Our Learning Center offers a single place where CEO's, senior executives and managers can learn everything they need to have a more meaningful conversation with their technical advisors.
Most site owners would like their intended audience, whether it is customers, prospects, potential employees, investors or anyone else, to be able to locate their website using Google, Bing, Yahoo or other popular search engines.
For the most part, getting to the top of the search results on major search engines is neither easy nor inexpensive. Companies often invest thousands of dollars per month for SEO (search Engine Optimization) services in the hope of driving new business, and even then, it is never easy or guaranteed. However, there are some inexpensive things that will make your site ‘search friendly’, and any site owner that cares even a little about being found on-line should pay attention to them.
Search vendors such as Google have one priority: They want to provide the best possible results to users who perform searches on their site. There are two primary components to this:
To vastly simplify this, relevance is concerned with the ‘topic’ of the page, while quality is largely inferred from the number of links from other well regarded sites to the site and page being considered. One of the reasons that SEO is so costly is that it requires getting good links from high quality third party site owners, and that is almost always labor intensive.
Making your site search friendly still requires some thought and attention to detail, but it is not nearly as time consuming and costly as SEO, since no one has to identify and contact third party site owners, write content for either their site, yours or both that they will find valuable, and persuade them to provide links back to your site.
Making a site search friendly is far easier. It simply requires organizing your content properly, and then providing cues to the search engines algorithm that will help it understand the topics covered by your site and its pages.
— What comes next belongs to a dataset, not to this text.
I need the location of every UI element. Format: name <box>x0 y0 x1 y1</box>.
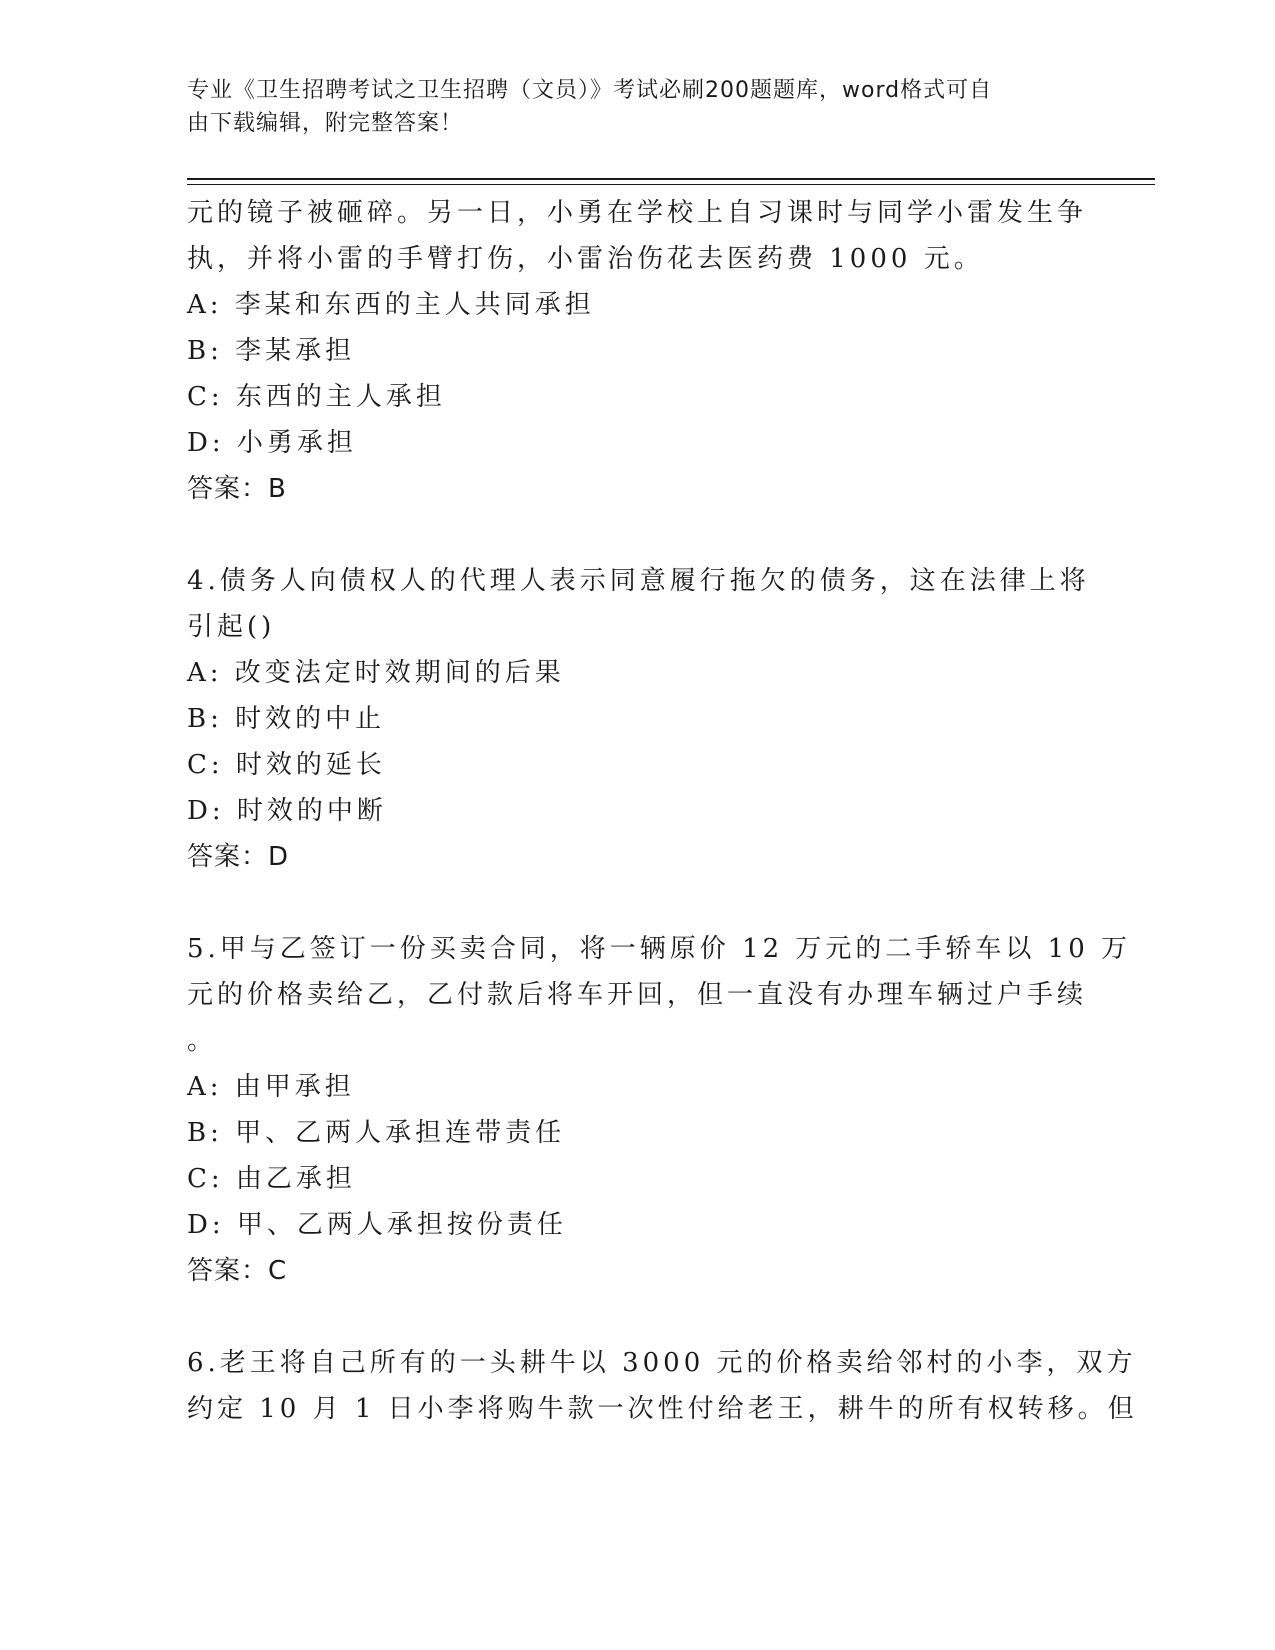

In the late 90’s, the ‘keyword’ metatag, for those of you who are familiar with it, was severely abused, and search engines pretty much ignore it entirely. Now, they consider other factors such as the page title, headlines and subheads. They also consider internal links and the ‘link text’ (the words you click on to link to the page) associated with them, and even ‘alt tags’ for images on the page (when you hover over an image, you’ll see this).
Most importantly, the search engine algorithms are much more sophisticated today than they were years ago, and it is much harder to fool them. They know which terms are typically related, and they will look for patterns in the text that may involve the number of times keywords and related terms are used and the proximity of terms to each other, using for comparison text that was written and evaluated by humans.
If the page title, headlines, subheads and body text all indicate that a page is about a certain subject (such as African elephants or plumbing supplies), that is a good start. Then, if internal links to the page from other pages on your site use link text relating to the same topic, it will send a strong signal to Google that the page is about that topic. Of course, comparable external links from a well regarded site (say, the NY Times, Yahoo or the Wall Street Journal) pointing to that page would be better, but that is far more difficult.
Creating a site that is search friendly requires strong cooperation between you and your web developer. You should work together to plan your site, so that each page relates to a topical theme. It’s up to you to ensure that your web developers understand your business, and the topics discussed on your site. Then, work in tandem with them to make sure that the signals each page sends to the search algorithms indicates the correct topics, and that the site as a whole, and its internal linking structure makes sense as well.